We continue in this section where Sanneh writes in a more question and answer format. This second section of questions form around the topic, Christian Origins, Local Feedback, and World Order Values.
Sanneh asks, “What is the significance of the growth of world Christianity for the West?” His answer is intriguing. The interaction of Western culture with the indigenous world Christian movement which did not embrace the Enlightenment offers the Western church the ability to gain insight into the culture that shaped the origins of the New Testament Church. This would give us in the West a greater appreciation for the New Testament background of Christianity.
What are the possible results of movement of world Christianity? Might it not produce violent political upheaval? Sanneh admits that this is possible. He states, “…the post-Christian West should see in the rise of a post-Western world of Christianity the potential for a major global cultural disruption and grave historical setback.” However, he doesn’t see this as a plausible scenario. He finds it hard to see how world Christianity, which has arisen without any kind of colonial political structure propelling it, to be suddenly be thrust forward as a crusading political ideology as occurred with Christendom.

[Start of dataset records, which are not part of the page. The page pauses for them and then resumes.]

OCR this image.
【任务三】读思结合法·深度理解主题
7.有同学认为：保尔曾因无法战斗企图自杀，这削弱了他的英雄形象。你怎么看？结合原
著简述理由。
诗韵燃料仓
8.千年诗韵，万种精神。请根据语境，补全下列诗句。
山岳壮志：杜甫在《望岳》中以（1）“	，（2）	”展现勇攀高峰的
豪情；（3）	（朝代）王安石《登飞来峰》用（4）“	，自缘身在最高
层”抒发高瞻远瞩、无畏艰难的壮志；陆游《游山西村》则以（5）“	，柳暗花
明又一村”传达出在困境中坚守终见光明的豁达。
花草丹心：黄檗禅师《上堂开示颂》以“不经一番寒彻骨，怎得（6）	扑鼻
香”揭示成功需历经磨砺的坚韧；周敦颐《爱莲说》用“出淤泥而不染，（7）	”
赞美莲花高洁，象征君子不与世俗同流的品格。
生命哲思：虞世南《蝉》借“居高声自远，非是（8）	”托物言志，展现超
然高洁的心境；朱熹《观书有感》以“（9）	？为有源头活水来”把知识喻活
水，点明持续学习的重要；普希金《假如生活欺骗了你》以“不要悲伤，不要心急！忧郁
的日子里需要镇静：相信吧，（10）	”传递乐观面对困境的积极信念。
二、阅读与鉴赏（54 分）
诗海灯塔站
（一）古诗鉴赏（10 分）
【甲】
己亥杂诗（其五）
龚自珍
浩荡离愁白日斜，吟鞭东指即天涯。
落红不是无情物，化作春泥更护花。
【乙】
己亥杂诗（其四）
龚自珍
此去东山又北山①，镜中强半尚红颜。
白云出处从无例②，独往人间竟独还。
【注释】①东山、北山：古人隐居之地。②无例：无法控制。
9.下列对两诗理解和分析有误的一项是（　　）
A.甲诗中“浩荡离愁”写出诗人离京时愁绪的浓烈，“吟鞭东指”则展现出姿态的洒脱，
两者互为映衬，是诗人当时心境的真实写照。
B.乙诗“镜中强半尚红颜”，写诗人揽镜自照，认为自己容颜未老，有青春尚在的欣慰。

Finally, Sanneh, wonders: You have spoken of the twilight of European religion expression. “Is the decline the only problem of the churches, or do you think the moral nerve has been touched?” He answers:
I think there is something deeper. About the decline, the statistics are unequivocal. But beneath and beyond that has been a strategic retreat into isolation where the spirit seems to be wilting. It has taken the form of a mood swing in which people have been preoccupied with taking stock, with the setting sun and lengthening shadows, with memorial armbands, with shades of gray, with requiem. As Sir Edward Grey declared, brooding on the dark clouds of his time, the lamps have gone out all over Europe. The religious imagination seems to have been hit with a bout of melancholy…It’s as if Europeans have the Nunc Dimittis constantly on their lips, and so regret having to celebrate Christmas or Easter.